Throughout most of the novel, Venn works as a semi-nomadic "reddleman": he travels throughout the region selling the dye that farmers use to mark their sheep. As a consequence of his exposure to the dye, his entire body and everything he owns are dyed red. Entirely red, camping out on the heath in his wagon, and emerging mysteriously from time to time, Venn functions as an image of the heath incarnated. He watches over Thomasin Yeobright's interests throughout the novel, but also preserves his own interests: he has long been in love with her, and at the end of the novel they marry. Venn is very clever and insightful, and can be a devious schemer.
Born in the busy port town of Budmouth and transplanted to Egdon Heath to live with her grandfather, Eustacia despises the heath, and searches for a way to escape. However, even as she hates the heath, Eustacia seems in her deep, brooding passion, to be a part of its wild nature. She has an amorous relationship with Damon Wildeve, but enters into a tragic marriage with Clym Yeobright when she realizes that he is the more interesting, and urbane, of the two men.

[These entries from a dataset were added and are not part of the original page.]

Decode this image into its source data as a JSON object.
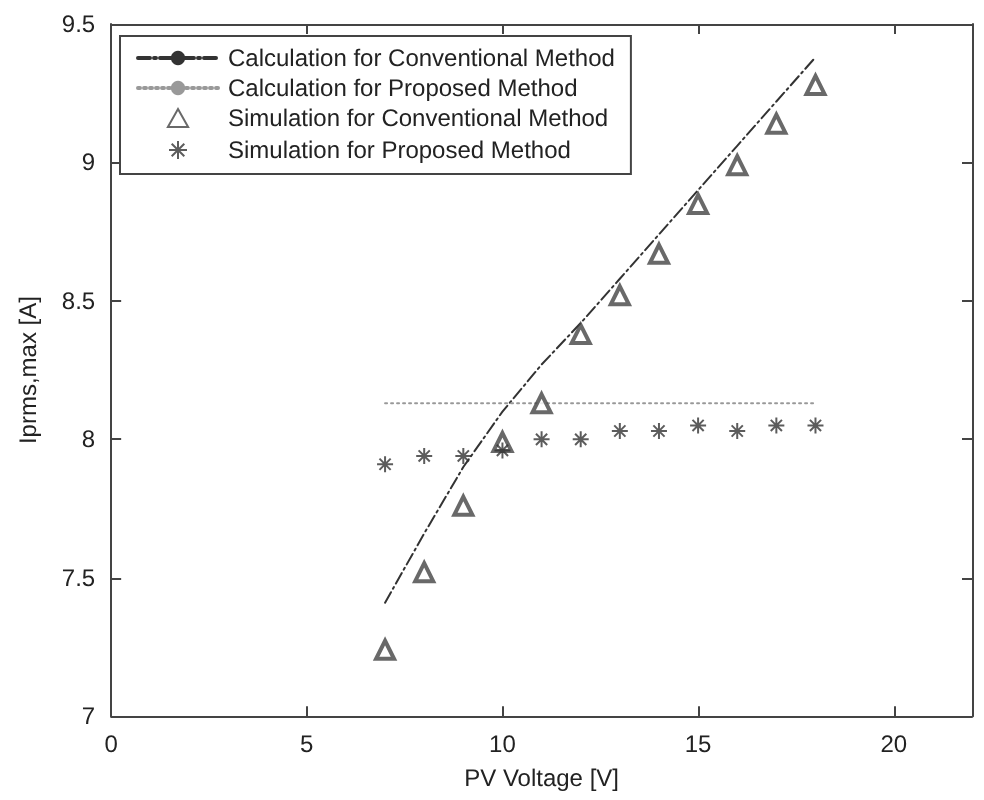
{
  "chart_data": {
    "type": "scatter",
    "xlabel": "PV Voltage [V]",
    "ylabel": "Iprms,max [A]",
    "xlim": [
      0,
      22
    ],
    "xticks": [
      0,
      5,
      10,
      15,
      20
    ],
    "ylim": [
      7,
      9.5
    ],
    "yticks": [
      7,
      7.5,
      8,
      8.5,
      9,
      9.5
    ],
    "legend": "top left",
    "series": [
      {
        "name": "Calculation for Conventional Method",
        "type": "line",
        "color": "#333333",
        "line_style": "dashed",
        "marker": "none",
        "x": [
          7,
          8,
          9,
          10,
          11,
          12,
          13,
          14,
          15,
          16,
          17,
          18
        ],
        "values": [
          7.41,
          7.66,
          7.9,
          8.1,
          8.27,
          8.42,
          8.58,
          8.74,
          8.9,
          9.06,
          9.22,
          9.38
        ]
      },
      {
        "name": "Calculation for Proposed Method",
        "type": "line",
        "color": "#999999",
        "line_style": "dotted",
        "marker": "none",
        "x": [
          7,
          18
        ],
        "values": [
          8.13,
          8.13
        ]
      },
      {
        "name": "Simulation for Conventional Method",
        "color": "#444444",
        "marker": "triangle",
        "x": [
          7,
          8,
          9,
          10,
          11,
          12,
          13,
          14,
          15,
          16,
          17,
          18
        ],
        "values": [
          7.24,
          7.52,
          7.76,
          7.99,
          8.13,
          8.38,
          8.52,
          8.67,
          8.85,
          8.99,
          9.14,
          9.28
        ]
      },
      {
        "name": "Simulation for Proposed Method",
        "color": "#333333",
        "marker": "cross",
        "x": [
          7,
          8,
          9,
          10,
          11,
          12,
          13,
          14,
          15,
          16,
          17,
          18
        ],
        "values": [
          7.91,
          7.94,
          7.94,
          7.96,
          8.0,
          8.0,
          8.03,
          8.03,
          8.05,
          8.03,
          8.05,
          8.05
        ]
      }
    ]
  }
}
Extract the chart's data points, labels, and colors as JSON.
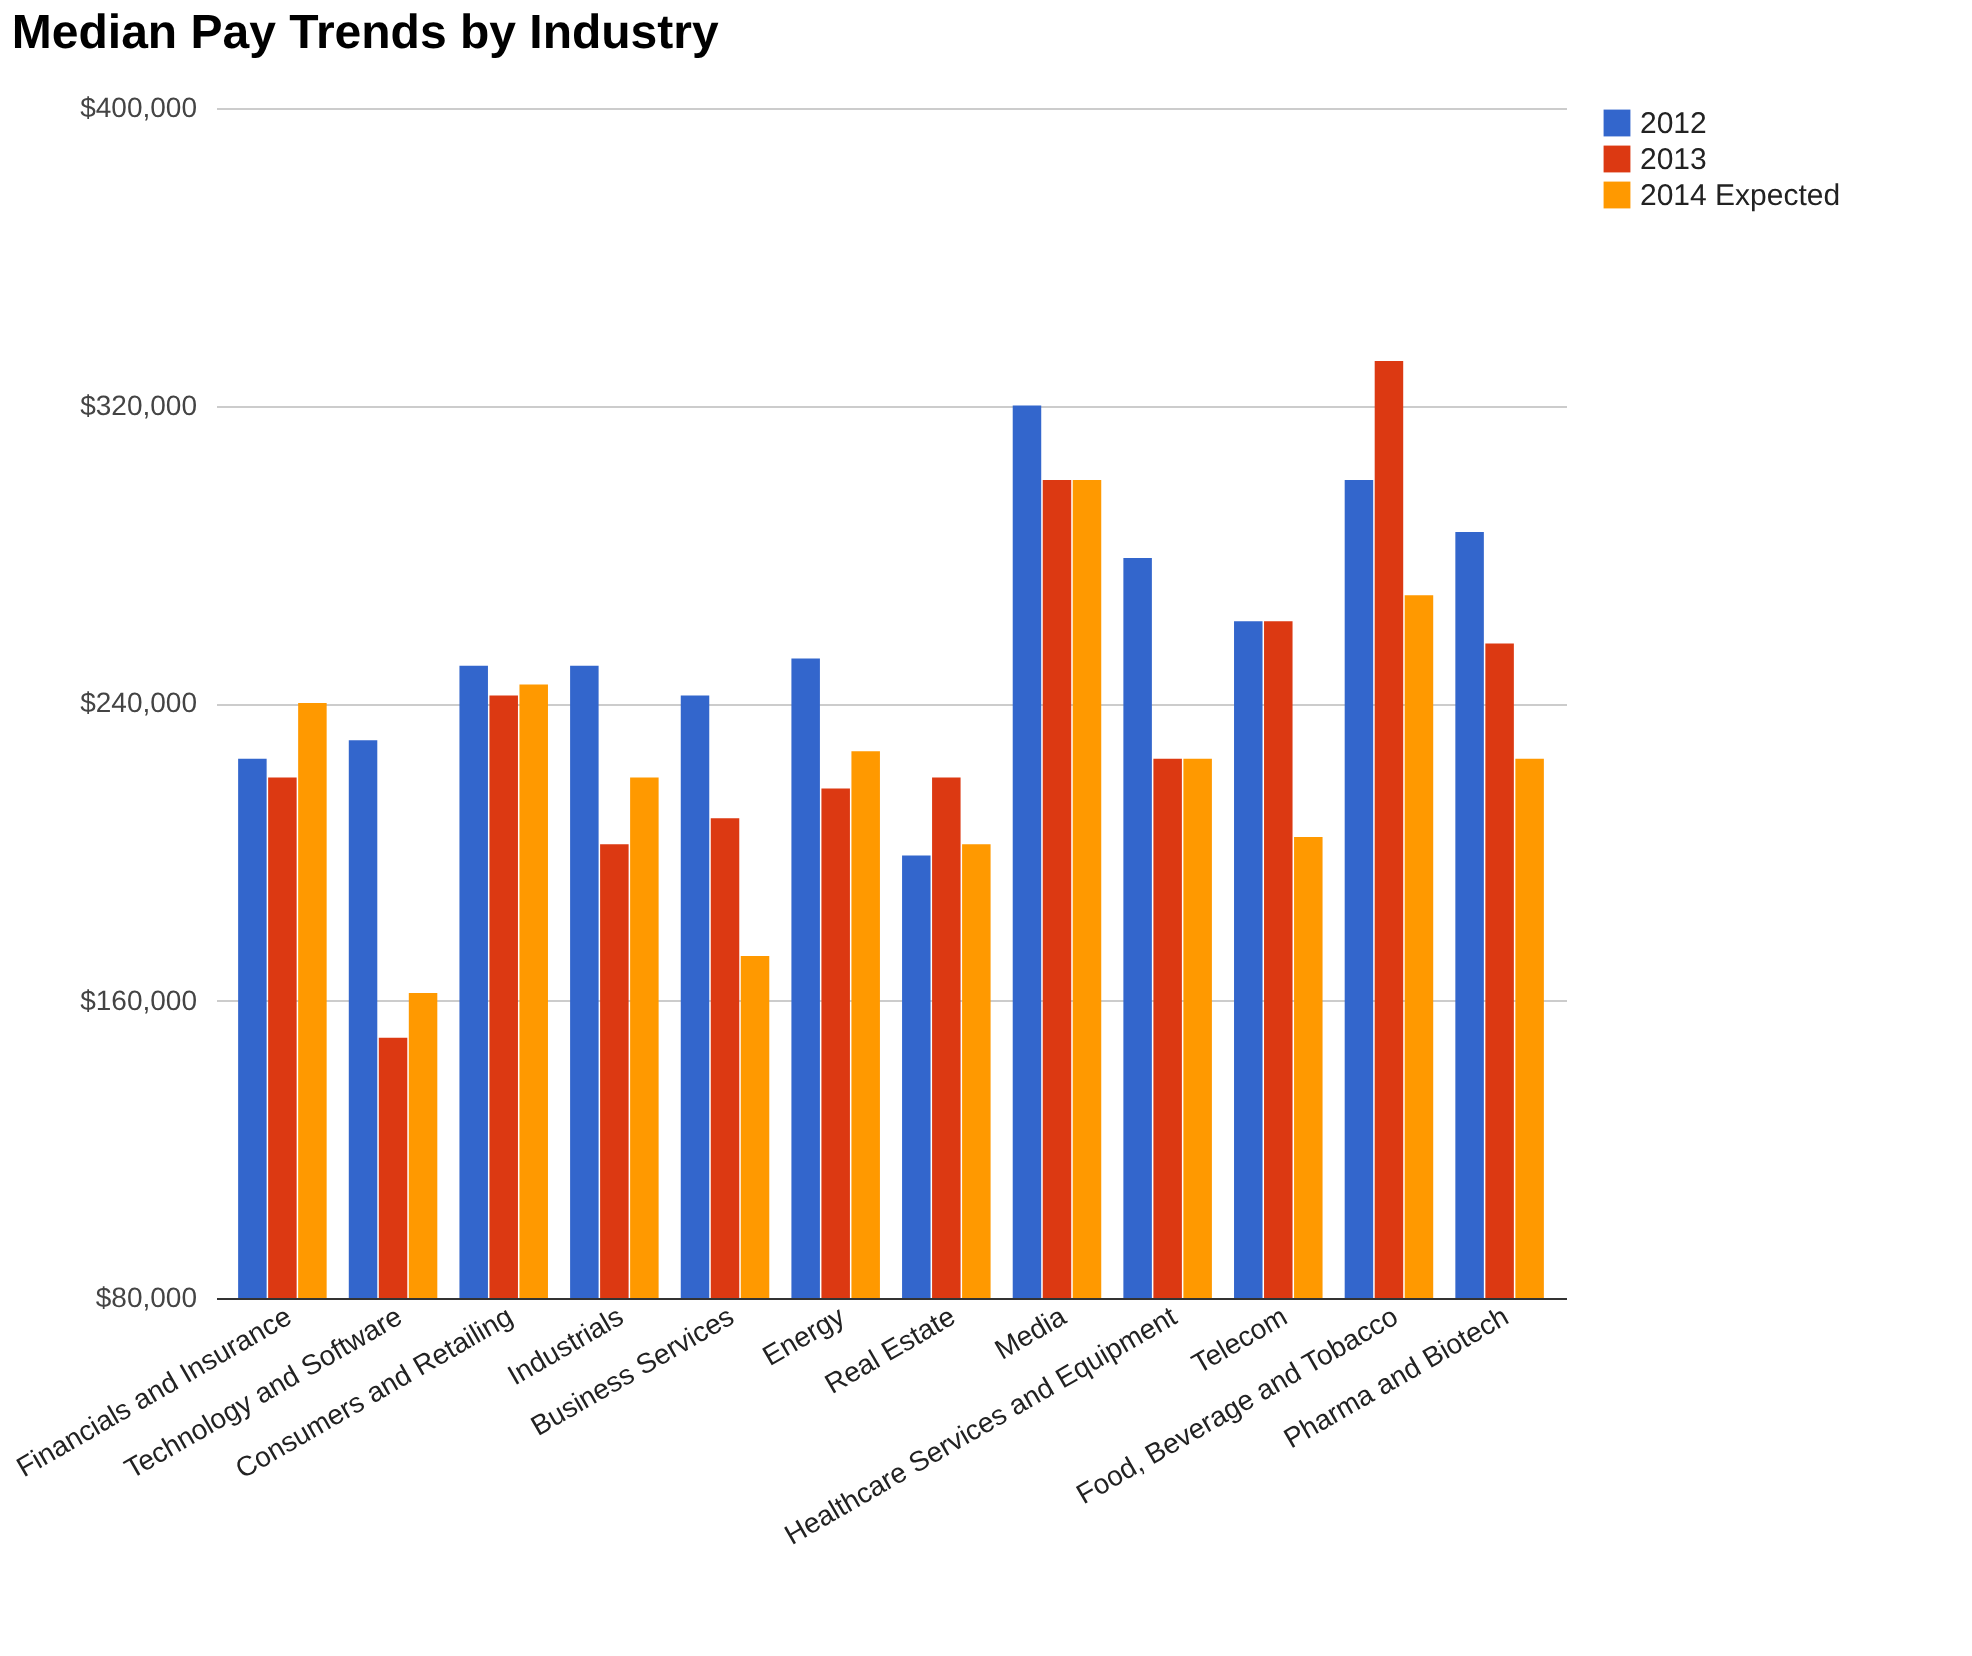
{
  "chart_data": {
    "type": "bar",
    "title": "Median Pay Trends by Industry",
    "categories": [
      "Financials and Insurance",
      "Technology and Software",
      "Consumers and Retailing",
      "Industrials",
      "Business Services",
      "Energy",
      "Real Estate",
      "Media",
      "Healthcare Services and Equipment",
      "Telecom",
      "Food, Beverage and Tobacco",
      "Pharma and Biotech"
    ],
    "series": [
      {
        "name": "2012",
        "color": "#3366cc",
        "values": [
          225000,
          230000,
          250000,
          250000,
          242000,
          252000,
          199000,
          320000,
          279000,
          262000,
          300000,
          286000
        ]
      },
      {
        "name": "2013",
        "color": "#dc3912",
        "values": [
          220000,
          150000,
          242000,
          202000,
          209000,
          217000,
          220000,
          300000,
          225000,
          262000,
          332000,
          256000
        ]
      },
      {
        "name": "2014 Expected",
        "color": "#ff9900",
        "values": [
          240000,
          162000,
          245000,
          220000,
          172000,
          227000,
          202000,
          300000,
          225000,
          204000,
          269000,
          225000
        ]
      }
    ],
    "ylim": [
      80000,
      400000
    ],
    "yticks": [
      {
        "value": 80000,
        "label": "$80,000"
      },
      {
        "value": 160000,
        "label": "$160,000"
      },
      {
        "value": 240000,
        "label": "$240,000"
      },
      {
        "value": 320000,
        "label": "$320,000"
      },
      {
        "value": 400000,
        "label": "$400,000"
      }
    ],
    "grid": "y",
    "legend": "top right"
  }
}
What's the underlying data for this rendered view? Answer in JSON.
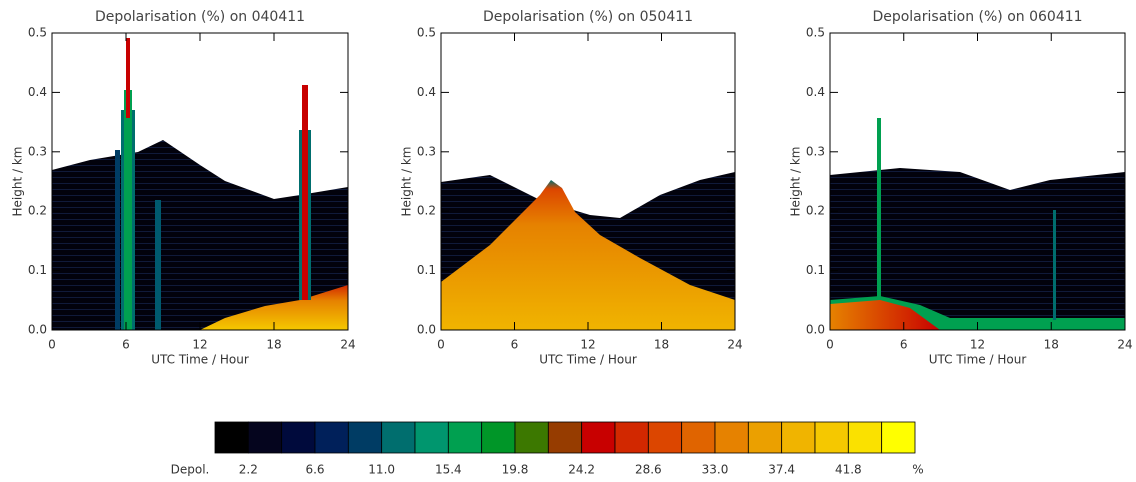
{
  "chart_data": [
    {
      "type": "heatmap",
      "title": "Depolarisation (%) on 040411",
      "xlabel": "UTC Time / Hour",
      "ylabel": "Height / km",
      "xlim": [
        0,
        24
      ],
      "xticks": [
        0,
        6,
        12,
        18,
        24
      ],
      "ylim": [
        0,
        0.5
      ],
      "yticks": [
        {
          "value": 0,
          "label": "0.0"
        },
        0.1,
        0.2,
        0.3,
        0.4,
        0.5
      ]
    },
    {
      "type": "heatmap",
      "title": "Depolarisation (%) on 050411",
      "xlabel": "UTC Time / Hour",
      "ylabel": "Height / km",
      "xlim": [
        0,
        24
      ],
      "xticks": [
        0,
        6,
        12,
        18,
        24
      ],
      "ylim": [
        0,
        0.5
      ],
      "yticks": [
        {
          "value": 0,
          "label": "0.0"
        },
        0.1,
        0.2,
        0.3,
        0.4,
        0.5
      ]
    },
    {
      "type": "heatmap",
      "title": "Depolarisation (%) on 060411",
      "xlabel": "UTC Time / Hour",
      "ylabel": "Height / km",
      "xlim": [
        0,
        24
      ],
      "xticks": [
        0,
        6,
        12,
        18,
        24
      ],
      "ylim": [
        0,
        0.5
      ],
      "yticks": [
        {
          "value": 0,
          "label": "0.0"
        },
        0.1,
        0.2,
        0.3,
        0.4,
        0.5
      ]
    }
  ],
  "colorbar": {
    "label": "Depol.",
    "unit": "%",
    "lim": [
      0,
      46.2
    ],
    "ticks": [
      2.2,
      6.6,
      {
        "value": 11,
        "label": "11.0"
      },
      15.4,
      19.8,
      24.2,
      28.6,
      {
        "value": 33,
        "label": "33.0"
      },
      37.4,
      41.8
    ],
    "colors": [
      "#000000",
      "#05051e",
      "#000a3c",
      "#00205a",
      "#003c64",
      "#006e6e",
      "#00966e",
      "#00a050",
      "#009628",
      "#3c7800",
      "#963c00",
      "#c80000",
      "#d22800",
      "#dc4600",
      "#e06400",
      "#e68200",
      "#eba000",
      "#f0b400",
      "#f5c800",
      "#fae100",
      "#ffff00"
    ]
  }
}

A local innkeeper, Damon is described as a "lady-killer." At the start of the novel, he puts off his marriage to Thomasin Yeobright in order to pursue a relationship with the woman he truly wants, Eustacia Vye; when he is jilted by Eustacia, however, he marries Thomasin, and has a daughter with her. He drowns at the end of the novel just before making an escape with Eustacia. He is interested throughout in possession rather than love.
Clym Yeobright's cousin and Mrs. Yeobright's niece and ward. Thomasin is an innocent and goodhearted, if somewhat vacuous, woman who seems genuinely to care for Damon Wildeve--who, however, is merely using her to make Eustacia Vye jealous. She eventually marries Wildeve--over the objections of her aunt--and has a child, which she names Eustacia. At the end of the novel, she marries Diggory Venn, who has long loved her.
Clym Yeobright's mother, and Thomasin Yeobright's aunt and guardian. A proper, class-conscious, proud woman, Mrs. Yeobright objects to the marriage of both her charges; as it turns out, she is entirely correct. She dies when, exhausted, she is bitten by an adder on the heath, believing that Clym has utterly rejected her. The daughter of a parson, Mrs. Yeobright considers herself--and is considered--of a higher class than the local laborers.
An awkward, superstitious young man who works for Mrs. Yeobright. Christian provides comic relief throughout the novel with his dolorous over-certainty that he will never marry and his petty phobias. He fails in his mission to bring Thomasin her inheritance, thus contributing to the degeneration of the family relationships.
Eustacia's grandfather and guardian, a former captain in the British navy. A reclusive and silent man.
The son of Susan Nonsuch. The boy has the knack of being in the right place at the right time: he reports Eustacia and Damon Wildeve's tryst to Diggory Venn, and is also the one who tells Clym Yeobright of his mother's damning last words.
A local youth who works for the Vyes, and who falls hopelessly in love with Eustacia.
Local laborers whose simple dialect and observance of local customs form the cultural backdrop for the novel.